Hang on, what was I saying about not being a poet?
Back to Rapid City — and let me say this about it: It has a real downtown. An honest-to-goodness downtown. Stuffed with stores, restaurants, people, and interesting things. Downtowns used to be like this, I think. And then everything moved to malls on the outskirts.
Even the parking is free in Rapid City! A wonderful, exemplary downtown.
Norman Rockwell should be here with his brushes: A Red Wing shoe store, with a little American flag out front. You almost want to salute.
For a Detroit kid (Greater Detroit) like me, Red Wings can only mean hockey. But still . . .
Memorial Park has a couple big chunks of the Berlin Wall. There is an exhibit. It teaches about the “cruel border” between the Berlins. It has a tank trap “located between Brandenburg Gate and Checkpoint Charlie from 1961 to 1989.” (I believe I’ve copied that correctly.) There is a sign about religious freedom.
I am practically dizzy, seeing an anti-Communist memorial. I have seen just a handful in my life.
Remember I mentioned the dinosaur park, in Part I of this journal? Well, I see it has an American flag — which strikes me as a little anachronistic. I mean, Betsy Ross didn’t get sewing until the 1770s, right?
I talk with some Rapid City kids.

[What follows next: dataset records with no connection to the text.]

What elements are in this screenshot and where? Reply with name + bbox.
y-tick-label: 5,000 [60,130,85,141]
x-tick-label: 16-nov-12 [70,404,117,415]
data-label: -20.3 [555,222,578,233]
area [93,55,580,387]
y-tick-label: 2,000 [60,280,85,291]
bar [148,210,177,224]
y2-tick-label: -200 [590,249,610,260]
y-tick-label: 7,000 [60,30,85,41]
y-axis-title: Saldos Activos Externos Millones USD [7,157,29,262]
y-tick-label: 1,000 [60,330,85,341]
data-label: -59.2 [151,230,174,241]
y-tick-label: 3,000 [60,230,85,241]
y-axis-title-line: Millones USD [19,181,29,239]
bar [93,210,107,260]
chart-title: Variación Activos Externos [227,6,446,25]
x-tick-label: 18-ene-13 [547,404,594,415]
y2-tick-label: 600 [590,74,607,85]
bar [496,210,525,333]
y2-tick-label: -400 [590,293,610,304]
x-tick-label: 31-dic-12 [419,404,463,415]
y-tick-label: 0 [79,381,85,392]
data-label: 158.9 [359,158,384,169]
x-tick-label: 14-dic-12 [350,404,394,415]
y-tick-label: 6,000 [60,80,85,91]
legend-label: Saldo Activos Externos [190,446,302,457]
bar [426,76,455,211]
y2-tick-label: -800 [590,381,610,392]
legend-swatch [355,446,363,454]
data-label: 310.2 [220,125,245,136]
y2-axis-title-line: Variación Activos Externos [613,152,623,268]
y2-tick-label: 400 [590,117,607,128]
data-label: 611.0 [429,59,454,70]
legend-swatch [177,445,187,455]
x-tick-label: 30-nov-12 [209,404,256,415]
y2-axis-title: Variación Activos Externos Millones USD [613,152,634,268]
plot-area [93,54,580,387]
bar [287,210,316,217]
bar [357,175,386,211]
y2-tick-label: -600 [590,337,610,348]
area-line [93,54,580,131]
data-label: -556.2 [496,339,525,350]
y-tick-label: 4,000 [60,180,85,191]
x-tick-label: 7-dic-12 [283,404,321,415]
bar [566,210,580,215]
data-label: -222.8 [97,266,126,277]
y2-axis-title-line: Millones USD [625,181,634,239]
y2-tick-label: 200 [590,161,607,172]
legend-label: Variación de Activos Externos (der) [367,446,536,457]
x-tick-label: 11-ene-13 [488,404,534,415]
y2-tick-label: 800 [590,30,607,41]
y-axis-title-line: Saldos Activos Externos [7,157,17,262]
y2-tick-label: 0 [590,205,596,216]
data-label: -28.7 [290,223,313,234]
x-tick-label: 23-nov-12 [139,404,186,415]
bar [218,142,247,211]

They say, “Everybody who lives here wants to leave.” They are amazed I live in New York. They think they would find it so interesting, which they might.
They will learn, probably, that place has little to do with happiness or sadness. You can be miserable in the most luxurious and dazzling of circumstances, right? And perfectly happy in plain surroundings. Depends on what’s going on between the ears.
Or am I wrong?
I have had some very fine meals, cooked by some very fine chefs, around the world. Very expensive. You know, I don’t think I’ve ever had a better meal than a sub from Quiznos followed by a blizzard from the DQ. Ever.
Alongside the Rapid City airport are horses. A very nice touch, for an airport.
The airport has a Kitty Hawk Road — another nice touch.
Bear with me, while I give you a memory, from long ago. Well, first, the present situation. Before I left the airport, a few days ago, the woman at the rental-car counter stressed, “Bring us the odometer reading, when you come back.” Now that I’m back at the airport, I see this point stressed again: in a sign. You’re supposed to record the odometer reading.
Okay, no problem. But I think of my friend Meist, long ago. At the Liberty Golf Range, we were always told, “Bring back the bucket.” Meist would never bring back the bucket. For him, it was a matter of principle. He was the customer, and he thought the employees should clear the range of buckets themselves.
As I got older, I understood this better. I believe I understood his point. The customer is not part of the business (though basic politeness always applies).
So, in the parking lot of the Rapid City airport, I’m thinking, “I’m happy to bring in the odometer reading. Dutiful guy, I am. But why can’t they record the readings themselves? It’s their business. They’re the ones making money. We’re the customers.”
Maybe I’m missing something. Anyway, I’ll end on this super-triviality — but thanking you for joining me, which is not trivial.